FROM BUSINESS WORLD OF 9 NOVEMBER 2005
Time for a reshuffle
The mention of Natwar Singh as a non-contractual beneficiary of Saddam Hussein’s multiple enrichment programme may be an error. After all, there are many Natwar Singhs; some of them may even have a son named Jagat Singh. It may also happen that someone intercepted the benefits intended for Narwar Singh without his knowledge. No one should be condemned without proper process – a process that the government has initiated with the appointment of Virendra Dayal as fact collector.
But it is also clear that until – unless – his name is finally and unequivocally cleared, his effectiveness as minister of external affairs will be severely constrained on three grounds. First, the world would give more credence to the Volcker Report than to Natwar Singh’s denials. It would prejudge him; wherever he goes, Natwar Singh will be branded as Saddam Hussein’s beneficiary. Second, this image of his will be particularly damaging in our relations with the United States, which are currently at a critical stage. The Prime Minister set in motion a strategic congruence between India and the US; he cannot afford to jeopardize it on account of a crippled foreign minister. And finally – and there are some signs of it already – Natwar Singh may try to grow roots in his job by reverting to the anti-US line that was his life-long speciality – though not his alone.
The leading candidate for Natwar Singh’s position must be Pranab Mukherjee. He is as senior as Natwar Singh; he has been minister of external affairs. The only reason why he did not get the ministry last year was that Natwar Singh’s tenure in the foreign service was seen to qualify him for the job; he had qualifications for none other, although that is hardly a disqualification for any ministerial post in our system. Pranab Mukherjee would also be keen to move from defence to external affairs, and would not doubt press his case to the PM and Sonia Gandhi in the most presentable form.
However, the PM should see this not just as an unavoidable chore, but as an opportunity. The government was formed last year in a hurry, and was inevitably based on untidy political compromise. Now the PM has seventeen months’ experience, not only of the performance of various ministers, but of the relative weight of his political partners.
As to performance, it must be his perception as it is outside that P Chidambaram has not somehow lived up to his considerable acumen and reputation. His second budget, which he had ample time to prepare, was not much to write home about; on the contrary, his innovations, namely the taxes on cash withdrawals and deemed employee benefits, were unnecessary and deeply resented by their victims. For the rest, he has been benignly inactive, whether it be in respect of banking reforms or the capital market.

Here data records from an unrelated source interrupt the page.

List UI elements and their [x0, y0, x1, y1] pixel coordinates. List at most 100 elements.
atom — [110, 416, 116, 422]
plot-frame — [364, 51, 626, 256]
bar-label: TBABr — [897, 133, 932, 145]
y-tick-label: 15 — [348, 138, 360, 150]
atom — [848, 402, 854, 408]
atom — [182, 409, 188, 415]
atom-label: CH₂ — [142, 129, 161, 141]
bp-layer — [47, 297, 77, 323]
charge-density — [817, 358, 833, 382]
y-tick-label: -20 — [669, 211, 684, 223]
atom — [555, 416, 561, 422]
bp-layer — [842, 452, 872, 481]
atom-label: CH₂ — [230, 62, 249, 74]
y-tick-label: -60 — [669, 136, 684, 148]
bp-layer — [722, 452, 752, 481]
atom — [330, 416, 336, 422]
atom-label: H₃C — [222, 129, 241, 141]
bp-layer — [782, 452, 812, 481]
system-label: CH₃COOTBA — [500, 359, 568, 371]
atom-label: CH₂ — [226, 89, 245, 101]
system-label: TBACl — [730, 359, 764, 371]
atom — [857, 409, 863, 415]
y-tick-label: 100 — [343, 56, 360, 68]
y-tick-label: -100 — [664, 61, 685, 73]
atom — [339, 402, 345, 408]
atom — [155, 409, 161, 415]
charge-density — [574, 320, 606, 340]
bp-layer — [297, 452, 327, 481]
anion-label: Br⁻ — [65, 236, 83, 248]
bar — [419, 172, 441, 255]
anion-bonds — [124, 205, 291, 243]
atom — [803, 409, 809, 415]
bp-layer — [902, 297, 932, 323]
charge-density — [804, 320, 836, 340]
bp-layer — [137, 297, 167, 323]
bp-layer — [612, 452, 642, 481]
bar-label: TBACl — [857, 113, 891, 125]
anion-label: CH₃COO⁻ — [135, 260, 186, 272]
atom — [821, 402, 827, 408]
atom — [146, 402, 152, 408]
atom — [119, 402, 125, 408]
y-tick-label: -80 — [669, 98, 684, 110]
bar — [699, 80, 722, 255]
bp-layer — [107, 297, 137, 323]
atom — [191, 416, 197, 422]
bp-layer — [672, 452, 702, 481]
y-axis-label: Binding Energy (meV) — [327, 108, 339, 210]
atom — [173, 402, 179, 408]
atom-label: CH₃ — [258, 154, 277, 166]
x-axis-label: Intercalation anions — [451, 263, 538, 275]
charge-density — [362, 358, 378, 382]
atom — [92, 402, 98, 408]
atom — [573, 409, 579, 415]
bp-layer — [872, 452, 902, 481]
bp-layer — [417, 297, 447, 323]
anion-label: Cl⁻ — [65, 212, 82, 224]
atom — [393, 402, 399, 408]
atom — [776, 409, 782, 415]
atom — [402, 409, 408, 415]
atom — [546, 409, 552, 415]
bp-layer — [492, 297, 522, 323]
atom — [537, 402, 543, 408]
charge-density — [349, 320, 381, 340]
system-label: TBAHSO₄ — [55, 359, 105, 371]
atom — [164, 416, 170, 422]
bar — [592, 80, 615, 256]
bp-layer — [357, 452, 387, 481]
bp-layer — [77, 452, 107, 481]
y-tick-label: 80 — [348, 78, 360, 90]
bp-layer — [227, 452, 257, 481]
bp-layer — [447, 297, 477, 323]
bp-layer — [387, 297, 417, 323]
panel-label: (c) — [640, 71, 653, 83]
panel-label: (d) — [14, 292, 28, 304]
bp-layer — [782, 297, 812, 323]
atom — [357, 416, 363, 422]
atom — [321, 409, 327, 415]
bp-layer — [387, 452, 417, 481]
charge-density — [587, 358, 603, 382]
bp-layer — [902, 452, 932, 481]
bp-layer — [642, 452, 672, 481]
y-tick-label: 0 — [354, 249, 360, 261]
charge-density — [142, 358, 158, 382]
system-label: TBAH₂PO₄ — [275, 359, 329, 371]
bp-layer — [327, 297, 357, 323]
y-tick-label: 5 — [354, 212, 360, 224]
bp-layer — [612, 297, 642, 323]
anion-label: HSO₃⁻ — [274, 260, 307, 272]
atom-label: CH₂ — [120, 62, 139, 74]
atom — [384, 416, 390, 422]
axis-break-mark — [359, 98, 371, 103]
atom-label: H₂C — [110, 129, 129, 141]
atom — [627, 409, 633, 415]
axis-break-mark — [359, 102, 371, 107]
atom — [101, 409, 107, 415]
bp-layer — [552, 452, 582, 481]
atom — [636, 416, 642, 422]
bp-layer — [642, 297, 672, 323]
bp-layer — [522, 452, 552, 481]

Mr Chidambaram may actually do well as foreign minister. His training is just right for the minutiae of international negotiations. He has a presence, and his mastery of English would make him effective in international fora. And he is probably more in tune with the PM’s thinking on foreign policy – on the realignment away from defunct non-alignment.
His transfer to external affairs would leave the PM with the question of whom he should make finance minister. There will be many candidates amongst Congress heavyweights; but luckily, the case of none is strong. The last Congress finance minister was the PM himself, and all before him is history. So he has pretty much a free hand.
Instead of rewarding an old horse from the Congress, he should for once follow his heart and appoint someone whose economic expertise he trusts. Of such there are two. There is Montek Singh Ahluwalia, who was the PM’s right-hand man in the finance minister and who continues to be his close associate. And there is C Rangarajan, whom he appointed Governor of Reserve Bank and who is now his informal economic adviser. Ahluwalia may well be his preferred choice; he would run the finance ministry with competence, and would serve the PM’s interests without burdening him with details. Rangarajan, on the other hand, has a reputation of his own; so much so that when his own chosen ministers did not perform too well, PM Vajpayee had seriously considered appointing Rangarajan as finance minister. Ahluwalia may make a brilliance finance minister, but Rangarajan has the kind of distinction that might make him more acceptable to the political establishment.
On both these candidates the PM would know his own mind very well and can do without outside advice. Being a cautious player, he may well hesitate to force his choice upon his party. But he should consider how Narasimha Rao brought him out of retirement and changed India’s future. He has the same opportunity 14 years later; he should not miss it.